Rothman v. Equinox Holdings, Inc., 2021 WL 1627490, No. 2:20-cv-09760-CAS-MRWx (C.D. Cal. Apr. 27, 2021)
Another
pandemic refund case. This one found a misrepresentation adequately pled with
respect to the refund provision of plaintiff’s membership contract with the
defendant, a gym company. The Membership Agreement allegedly said that: “Buyer
should be aware that if the Club closes, although the Club will remain legally
liable to Buyer for a refund, Buyer may risk losing his or her money if the
Club is unable to meet its financial obligations to Members.” This could have
misled a reasonable consumer to believe that the club would “provide a monetary
refund for any period during which their clubs are closed.” Equinox argued that
he hadn’t pled any representation that refunds would be automatic, and that the
contract statement was “a non-actionable statement of legal opinion.”
But
the statement was plausibly misleading and the agreement didn’t contain any
language requiring members to affirmatively request a refund.
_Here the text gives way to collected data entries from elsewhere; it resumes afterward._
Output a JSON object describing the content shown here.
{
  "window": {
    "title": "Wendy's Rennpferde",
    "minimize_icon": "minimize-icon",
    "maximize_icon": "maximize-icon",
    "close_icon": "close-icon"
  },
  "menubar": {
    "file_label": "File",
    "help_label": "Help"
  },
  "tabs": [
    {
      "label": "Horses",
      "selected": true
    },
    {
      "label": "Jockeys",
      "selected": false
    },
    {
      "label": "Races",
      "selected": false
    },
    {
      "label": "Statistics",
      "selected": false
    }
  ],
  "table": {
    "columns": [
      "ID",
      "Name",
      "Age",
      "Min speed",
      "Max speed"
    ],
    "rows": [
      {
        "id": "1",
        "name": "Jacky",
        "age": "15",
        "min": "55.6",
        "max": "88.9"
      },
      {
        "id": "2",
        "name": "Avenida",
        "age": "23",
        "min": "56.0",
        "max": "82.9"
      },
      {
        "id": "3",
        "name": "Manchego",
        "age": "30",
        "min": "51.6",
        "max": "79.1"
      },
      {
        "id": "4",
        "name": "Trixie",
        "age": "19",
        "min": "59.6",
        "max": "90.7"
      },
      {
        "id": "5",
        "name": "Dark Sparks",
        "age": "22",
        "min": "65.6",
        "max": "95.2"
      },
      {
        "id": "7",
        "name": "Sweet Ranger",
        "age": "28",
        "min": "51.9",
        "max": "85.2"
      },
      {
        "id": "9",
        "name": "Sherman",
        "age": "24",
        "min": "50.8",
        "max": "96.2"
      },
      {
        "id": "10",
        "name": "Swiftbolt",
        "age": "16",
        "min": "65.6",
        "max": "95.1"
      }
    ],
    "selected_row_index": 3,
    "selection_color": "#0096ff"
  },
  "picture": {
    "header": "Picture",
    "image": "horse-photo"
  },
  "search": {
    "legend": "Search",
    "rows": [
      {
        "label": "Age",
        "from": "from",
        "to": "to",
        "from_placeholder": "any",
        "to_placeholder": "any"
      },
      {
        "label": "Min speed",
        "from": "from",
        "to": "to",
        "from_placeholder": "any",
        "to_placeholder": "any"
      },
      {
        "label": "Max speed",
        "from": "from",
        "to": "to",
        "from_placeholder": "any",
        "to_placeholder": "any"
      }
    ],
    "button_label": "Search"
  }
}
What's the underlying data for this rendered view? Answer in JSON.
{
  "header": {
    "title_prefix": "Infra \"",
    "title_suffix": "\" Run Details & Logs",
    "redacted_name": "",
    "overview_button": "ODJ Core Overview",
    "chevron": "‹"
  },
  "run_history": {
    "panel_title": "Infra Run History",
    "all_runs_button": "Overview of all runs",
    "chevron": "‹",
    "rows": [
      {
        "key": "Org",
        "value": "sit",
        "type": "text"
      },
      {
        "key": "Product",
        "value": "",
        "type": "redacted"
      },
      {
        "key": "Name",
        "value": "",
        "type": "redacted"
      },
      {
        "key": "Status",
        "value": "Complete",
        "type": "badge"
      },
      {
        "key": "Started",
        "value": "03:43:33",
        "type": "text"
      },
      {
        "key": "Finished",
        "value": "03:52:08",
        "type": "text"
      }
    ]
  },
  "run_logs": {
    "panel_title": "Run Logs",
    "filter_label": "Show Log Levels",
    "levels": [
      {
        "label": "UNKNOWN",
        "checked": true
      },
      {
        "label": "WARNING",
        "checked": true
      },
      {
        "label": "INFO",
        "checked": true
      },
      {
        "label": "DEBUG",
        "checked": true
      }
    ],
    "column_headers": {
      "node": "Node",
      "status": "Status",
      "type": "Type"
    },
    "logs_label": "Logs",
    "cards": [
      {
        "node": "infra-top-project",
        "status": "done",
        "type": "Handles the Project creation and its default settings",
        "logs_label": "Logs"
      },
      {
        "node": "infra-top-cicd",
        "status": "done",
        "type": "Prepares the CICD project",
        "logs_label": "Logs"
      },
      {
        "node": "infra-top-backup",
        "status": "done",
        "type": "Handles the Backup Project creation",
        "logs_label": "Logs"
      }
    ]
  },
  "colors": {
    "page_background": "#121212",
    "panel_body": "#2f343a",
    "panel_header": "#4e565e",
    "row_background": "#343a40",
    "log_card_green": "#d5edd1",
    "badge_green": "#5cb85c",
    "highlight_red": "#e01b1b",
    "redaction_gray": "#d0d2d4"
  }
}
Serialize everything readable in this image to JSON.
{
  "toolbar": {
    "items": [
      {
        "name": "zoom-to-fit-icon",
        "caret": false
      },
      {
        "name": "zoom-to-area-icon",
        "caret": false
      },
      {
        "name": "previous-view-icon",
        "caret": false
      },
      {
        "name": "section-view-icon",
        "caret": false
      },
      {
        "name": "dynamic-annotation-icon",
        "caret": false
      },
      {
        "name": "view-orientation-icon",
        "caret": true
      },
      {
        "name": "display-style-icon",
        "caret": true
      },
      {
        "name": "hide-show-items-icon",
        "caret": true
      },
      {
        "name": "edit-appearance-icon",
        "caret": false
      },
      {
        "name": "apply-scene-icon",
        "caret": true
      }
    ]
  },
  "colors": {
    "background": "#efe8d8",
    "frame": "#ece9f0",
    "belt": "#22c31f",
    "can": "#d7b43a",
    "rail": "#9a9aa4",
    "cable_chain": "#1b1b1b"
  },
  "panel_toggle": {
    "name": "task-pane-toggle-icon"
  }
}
It plausibly
suggested that Equinox was required to issue a refund in the event of a club
closure, and it wasn’t a “mere prediction or opinion regarding uncertain future
events” but “a promise regarding the import of particular factual
circumstances, namely that when a club closes—as plaintiff alleges his
has—consumers will be entitled to receive a refund.”
Equinox
urged that it was implausible that a reasonable consumer would have anticipated
a global pandemic and public health orders closing the gym. But “[t]he relevant
question is not whether plaintiff could have anticipated that the club would
close due to a global pandemic. It is whether plaintiff reasonably attached
importance to the existence of a promise to refund his money in the event that
the club closed, for any reason.”
Equinox sought dismissal of the equitable claims under Sonner. The court found dismissal premature since there was no pending motion for injunctive relief that would require the Court to determine the adequacy of plaintiff’s legal remedies. Anyway, the plaintiff couldn’t necessarily “quantify [his] actual damages for future harm” with any certainty; he cannot currently predict whether, when, or for how long Equinox may be required to close the Equinox clubs in the future due to the ongoing pandemic. But punitive damages claims were dismissed for want of an adequate basis.